Column: What are they thinking?

Published 9:33 am Tuesday, July 12, 2005

By Staff
There are mistakes and then there are monumental gaffs that will be remembered for a lifetime.
The latter was the case this weekend when word came out that the Olympics will be without baseball and softball starting in 2012.
Are you kidding me?
With the exception of soccer and basketball I cannot think of two sports that are more universal than baseball and softball.
Apparently the committee in charge of such things feels that the sports are "too American."
Give me a break!
Yes, the United States has dominated in softball since it was admitted as a sport in 1996.
But baseball has been dominated by Cuba, not the United States since it was introduced back in 1992.
In fact, America has won just one Gold Medal in Olympic competition in baseball.
Softball is a huge sport in several parts of the world.
Two that jump immediately to mind are Japan and Australia.
Baseball is played in almost every nation on the planet.
Some believe that the president of the International Olympic Committee (IOC), Jacques Rogge, a European, is anti-American.
Rogge tried back in 2002 in Mexico City to get the two sports, plus the modern pentathlon eliminated.
Rogge already seems to be back peddling.
In his announcement that the sports were eliminated after the 2008 Beijing Games, he said they were eligible to get back into the Olympics after the London Games.
Baseball and softball are the first Olympics sports cut since polo in 1936.
There are five sports on a waiting list to replace baseball and softball. They are golf, rugby, squash, karate and roller sports.
Those sports will certainly draw a crowd - NOT!

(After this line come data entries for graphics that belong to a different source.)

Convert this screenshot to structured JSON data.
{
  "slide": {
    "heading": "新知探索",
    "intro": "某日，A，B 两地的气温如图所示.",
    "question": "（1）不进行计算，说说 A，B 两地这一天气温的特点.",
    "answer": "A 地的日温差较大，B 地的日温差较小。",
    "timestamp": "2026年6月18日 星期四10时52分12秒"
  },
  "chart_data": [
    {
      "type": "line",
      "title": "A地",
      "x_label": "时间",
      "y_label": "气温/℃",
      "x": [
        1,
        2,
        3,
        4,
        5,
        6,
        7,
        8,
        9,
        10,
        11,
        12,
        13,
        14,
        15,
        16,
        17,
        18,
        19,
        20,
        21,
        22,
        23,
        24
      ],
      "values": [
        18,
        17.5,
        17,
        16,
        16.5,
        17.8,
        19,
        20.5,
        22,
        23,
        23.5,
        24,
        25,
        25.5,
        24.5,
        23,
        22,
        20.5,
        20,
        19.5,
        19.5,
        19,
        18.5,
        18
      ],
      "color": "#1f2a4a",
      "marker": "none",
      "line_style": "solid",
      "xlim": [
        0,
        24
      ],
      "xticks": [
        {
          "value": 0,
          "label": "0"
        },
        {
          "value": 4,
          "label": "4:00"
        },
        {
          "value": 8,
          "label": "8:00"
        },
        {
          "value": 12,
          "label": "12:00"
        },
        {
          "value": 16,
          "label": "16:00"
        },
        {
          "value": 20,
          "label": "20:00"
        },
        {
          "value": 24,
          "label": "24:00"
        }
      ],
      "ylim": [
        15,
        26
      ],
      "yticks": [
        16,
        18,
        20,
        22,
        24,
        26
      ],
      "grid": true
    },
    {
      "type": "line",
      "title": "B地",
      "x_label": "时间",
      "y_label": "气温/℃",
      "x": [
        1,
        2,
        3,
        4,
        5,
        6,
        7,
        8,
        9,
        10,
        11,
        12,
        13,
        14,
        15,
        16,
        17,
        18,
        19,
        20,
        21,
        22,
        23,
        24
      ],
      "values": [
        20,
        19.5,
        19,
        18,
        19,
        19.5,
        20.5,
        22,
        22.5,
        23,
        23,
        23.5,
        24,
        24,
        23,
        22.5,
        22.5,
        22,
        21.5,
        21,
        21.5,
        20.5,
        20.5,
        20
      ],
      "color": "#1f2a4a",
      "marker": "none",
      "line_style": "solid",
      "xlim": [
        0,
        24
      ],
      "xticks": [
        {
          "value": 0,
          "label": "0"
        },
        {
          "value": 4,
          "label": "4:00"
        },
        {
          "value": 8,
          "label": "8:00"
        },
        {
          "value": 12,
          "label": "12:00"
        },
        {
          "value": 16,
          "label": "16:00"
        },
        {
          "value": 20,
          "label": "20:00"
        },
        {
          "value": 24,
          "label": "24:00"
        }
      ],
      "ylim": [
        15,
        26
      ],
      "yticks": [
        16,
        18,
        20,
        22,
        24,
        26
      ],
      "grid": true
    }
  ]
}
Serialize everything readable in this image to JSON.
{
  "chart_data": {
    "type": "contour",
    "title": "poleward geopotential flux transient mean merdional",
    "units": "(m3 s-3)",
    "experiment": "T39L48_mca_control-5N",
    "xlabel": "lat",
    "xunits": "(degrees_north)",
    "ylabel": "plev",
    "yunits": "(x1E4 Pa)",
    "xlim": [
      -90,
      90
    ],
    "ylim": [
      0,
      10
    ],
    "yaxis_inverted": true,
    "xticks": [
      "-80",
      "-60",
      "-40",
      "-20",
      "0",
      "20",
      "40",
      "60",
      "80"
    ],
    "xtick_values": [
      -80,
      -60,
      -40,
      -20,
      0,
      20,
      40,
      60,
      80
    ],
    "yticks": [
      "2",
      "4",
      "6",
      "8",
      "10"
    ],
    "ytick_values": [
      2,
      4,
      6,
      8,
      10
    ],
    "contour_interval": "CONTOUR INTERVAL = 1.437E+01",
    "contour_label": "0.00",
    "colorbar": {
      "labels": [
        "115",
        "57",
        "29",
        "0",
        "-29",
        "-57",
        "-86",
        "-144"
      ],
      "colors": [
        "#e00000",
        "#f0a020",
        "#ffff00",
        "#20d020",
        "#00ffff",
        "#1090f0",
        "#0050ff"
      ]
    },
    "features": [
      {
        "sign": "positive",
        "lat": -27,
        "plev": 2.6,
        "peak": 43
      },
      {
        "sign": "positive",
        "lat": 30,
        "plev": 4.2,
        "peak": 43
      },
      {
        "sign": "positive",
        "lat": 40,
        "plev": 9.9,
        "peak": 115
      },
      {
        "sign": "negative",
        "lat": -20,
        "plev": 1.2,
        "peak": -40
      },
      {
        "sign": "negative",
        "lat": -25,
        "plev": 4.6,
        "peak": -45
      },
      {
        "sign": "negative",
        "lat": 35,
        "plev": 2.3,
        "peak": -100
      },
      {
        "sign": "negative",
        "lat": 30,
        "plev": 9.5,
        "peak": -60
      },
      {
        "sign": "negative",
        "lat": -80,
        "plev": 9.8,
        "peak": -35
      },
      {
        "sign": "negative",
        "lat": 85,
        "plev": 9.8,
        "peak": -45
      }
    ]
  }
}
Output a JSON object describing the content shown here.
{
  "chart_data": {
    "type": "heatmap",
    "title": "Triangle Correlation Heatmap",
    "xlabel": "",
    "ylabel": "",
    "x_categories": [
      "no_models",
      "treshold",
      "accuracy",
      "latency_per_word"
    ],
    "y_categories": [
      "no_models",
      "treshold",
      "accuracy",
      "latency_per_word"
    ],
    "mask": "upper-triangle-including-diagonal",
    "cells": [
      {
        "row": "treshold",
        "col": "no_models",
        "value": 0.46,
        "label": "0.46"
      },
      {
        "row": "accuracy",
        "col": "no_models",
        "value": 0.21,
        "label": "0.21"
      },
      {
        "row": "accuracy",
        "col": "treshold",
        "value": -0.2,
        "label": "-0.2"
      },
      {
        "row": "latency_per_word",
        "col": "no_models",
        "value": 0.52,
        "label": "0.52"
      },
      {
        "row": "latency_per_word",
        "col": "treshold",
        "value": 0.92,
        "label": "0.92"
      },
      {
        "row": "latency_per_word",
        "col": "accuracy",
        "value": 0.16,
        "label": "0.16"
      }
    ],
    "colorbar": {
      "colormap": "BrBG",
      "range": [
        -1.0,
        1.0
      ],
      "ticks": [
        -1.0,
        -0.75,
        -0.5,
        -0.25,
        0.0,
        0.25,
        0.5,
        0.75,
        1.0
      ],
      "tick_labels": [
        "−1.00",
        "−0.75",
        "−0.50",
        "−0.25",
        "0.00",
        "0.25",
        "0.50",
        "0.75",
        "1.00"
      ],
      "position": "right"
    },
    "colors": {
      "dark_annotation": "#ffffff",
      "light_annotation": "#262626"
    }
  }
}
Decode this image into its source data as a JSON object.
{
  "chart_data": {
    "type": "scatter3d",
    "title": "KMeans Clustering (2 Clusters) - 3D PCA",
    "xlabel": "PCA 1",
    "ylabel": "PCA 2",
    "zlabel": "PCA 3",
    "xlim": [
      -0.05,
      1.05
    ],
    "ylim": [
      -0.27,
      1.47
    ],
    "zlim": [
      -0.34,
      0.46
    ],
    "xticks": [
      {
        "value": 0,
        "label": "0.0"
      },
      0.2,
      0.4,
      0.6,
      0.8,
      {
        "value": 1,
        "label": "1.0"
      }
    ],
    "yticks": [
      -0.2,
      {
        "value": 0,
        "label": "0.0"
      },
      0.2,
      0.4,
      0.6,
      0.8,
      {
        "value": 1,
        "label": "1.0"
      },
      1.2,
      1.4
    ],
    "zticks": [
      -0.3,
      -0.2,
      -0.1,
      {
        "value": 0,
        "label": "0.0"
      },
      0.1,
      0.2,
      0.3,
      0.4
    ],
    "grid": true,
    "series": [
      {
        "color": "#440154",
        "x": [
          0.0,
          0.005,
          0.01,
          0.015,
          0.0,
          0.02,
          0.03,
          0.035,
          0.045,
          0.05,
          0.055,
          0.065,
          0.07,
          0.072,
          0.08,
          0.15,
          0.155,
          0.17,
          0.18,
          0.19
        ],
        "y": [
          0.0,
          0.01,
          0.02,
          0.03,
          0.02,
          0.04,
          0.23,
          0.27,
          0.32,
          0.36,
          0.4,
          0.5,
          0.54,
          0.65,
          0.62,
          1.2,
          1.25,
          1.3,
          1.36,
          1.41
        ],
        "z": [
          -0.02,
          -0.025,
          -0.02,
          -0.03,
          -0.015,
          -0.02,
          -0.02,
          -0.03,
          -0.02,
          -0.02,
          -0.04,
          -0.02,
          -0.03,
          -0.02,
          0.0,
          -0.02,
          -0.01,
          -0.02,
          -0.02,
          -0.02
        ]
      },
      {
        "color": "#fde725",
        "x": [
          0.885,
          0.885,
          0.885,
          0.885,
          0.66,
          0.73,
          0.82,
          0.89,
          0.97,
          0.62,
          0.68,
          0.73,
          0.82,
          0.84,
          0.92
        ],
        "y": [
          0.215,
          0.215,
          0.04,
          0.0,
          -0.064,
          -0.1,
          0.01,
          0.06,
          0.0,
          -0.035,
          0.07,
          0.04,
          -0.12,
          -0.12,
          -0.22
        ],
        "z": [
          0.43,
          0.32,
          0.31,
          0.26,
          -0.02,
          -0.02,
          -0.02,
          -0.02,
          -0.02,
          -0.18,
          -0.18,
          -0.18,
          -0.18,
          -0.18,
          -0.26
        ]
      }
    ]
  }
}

Don Porter, president of the International Softball Federation was quoted over the weekend that he didn't want to say it is a anti-United States sentiment, but he did point out that baseball and softball are both native to America.
The pentathlon survived based on the fact that it has been around since the first modern games in 1896, and the fact that it had European support.
It's a shame that the Olympics has lost its way. When professional athletes were allowed into the games over a decade ago, I lost interest in them.
Now it seems that the International Olympic Committee is only interested in making that almighty dollar.
It has been suggested that a tougher drug policy and using Major League Baseball players would help bring baseball back to the Olympics.
Too bad softball doesn't have a professional sports league that can provide "big-money" to the IOC.